Biotherapeutics are drugs derived from living organisms, such as proteins, antibodies, or vaccines. They have revolutionized the treatment of various diseases, such as cancer, autoimmune disorders, and infections. However, biotherapeutics are also complex and sensitive molecules that can form unwanted particles or aggregates under different stress conditions. These particles can affect the quality, safety, and efficacy of the drug product, and may trigger adverse immune responses in patients.

To monitor and characterize these particles, scientists use various analytical techniques, such as flow imaging microscopy (FIM). FIM can capture large collections of images of individual particles in a sample, providing rich information about their size, shape, and composition. However, extracting and analyzing this information manually is time-consuming and subjective. Moreover, current methods rely on human-defined features, such as aspect ratio or compactness, which may not capture the full complexity and diversity of the particles.

This is where artificial intelligence/machine learning (AI/ML) can help. AI/ML is a branch of computer science that enables machines to learn from data and perform tasks that normally require human intelligence. One of the applications of AI/ML is image analysis, which involves processing and understanding digital images. In particular, convolutional neural networks (CNNs) are a type of AI/ML model that can automatically extract and learn complex features from images, such as edges, shapes, textures, or patterns.

Scientists at the FDA, in collaboration with external partners, have applied CNNs to analyze FIM images of particles in biotherapeutics. They have shown that CNNs can classify particles with high accuracy and efficiency, and reveal novel features that are not detected by conventional methods. For example, CNNs can distinguish between different types of protein aggregates, such as amorphous or fibrillar, or identify particles that are specific to certain stress conditions, such as shaking or freezing. These features can serve as fingerprints for the quality and stability of the drug product, and help identify the root causes of particle formation.

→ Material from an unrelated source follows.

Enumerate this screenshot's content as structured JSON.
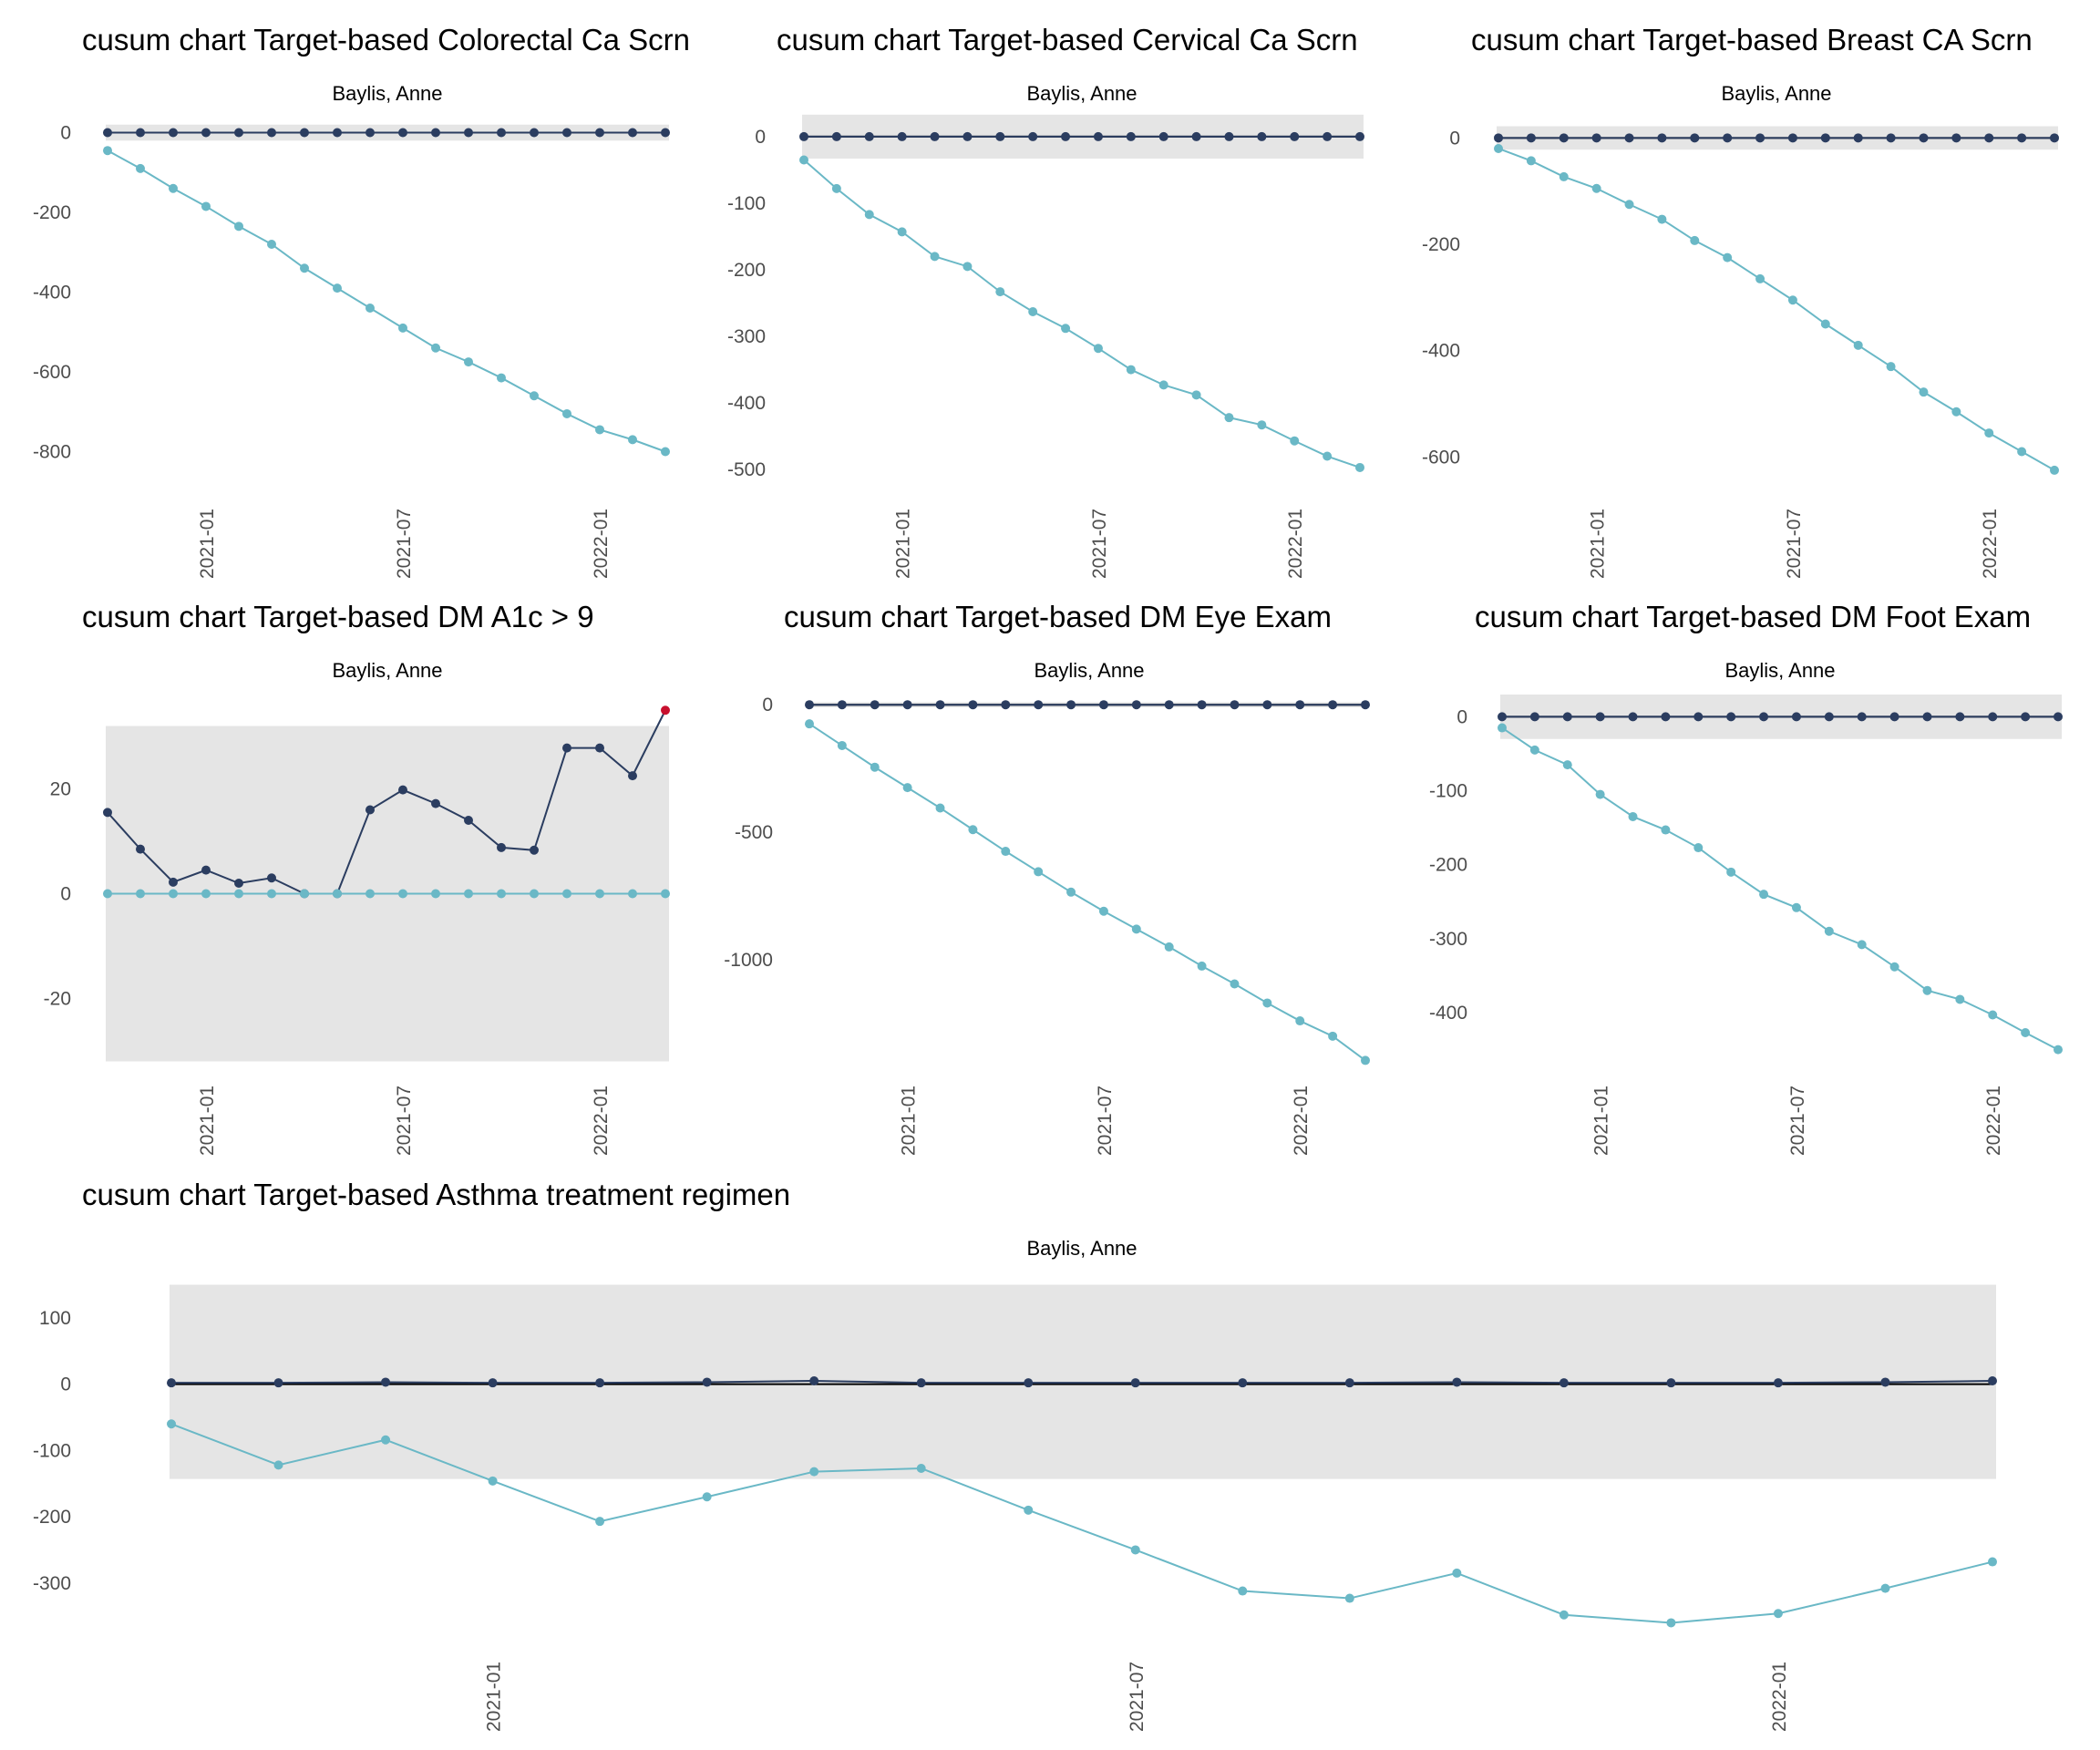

The use of AI/ML for biotherapeutics evaluation is an emerging and promising field that can enhance the understanding and characterization of these complex products. AI/ML can also complement and augment the existing analytical methods, and provide new insights and perspectives for the regulatory science of biotherapeutics. The FDA is committed to advancing and applying AI/ML to support the development and evaluation of safe and effective biotherapeutics for the benefit of public health.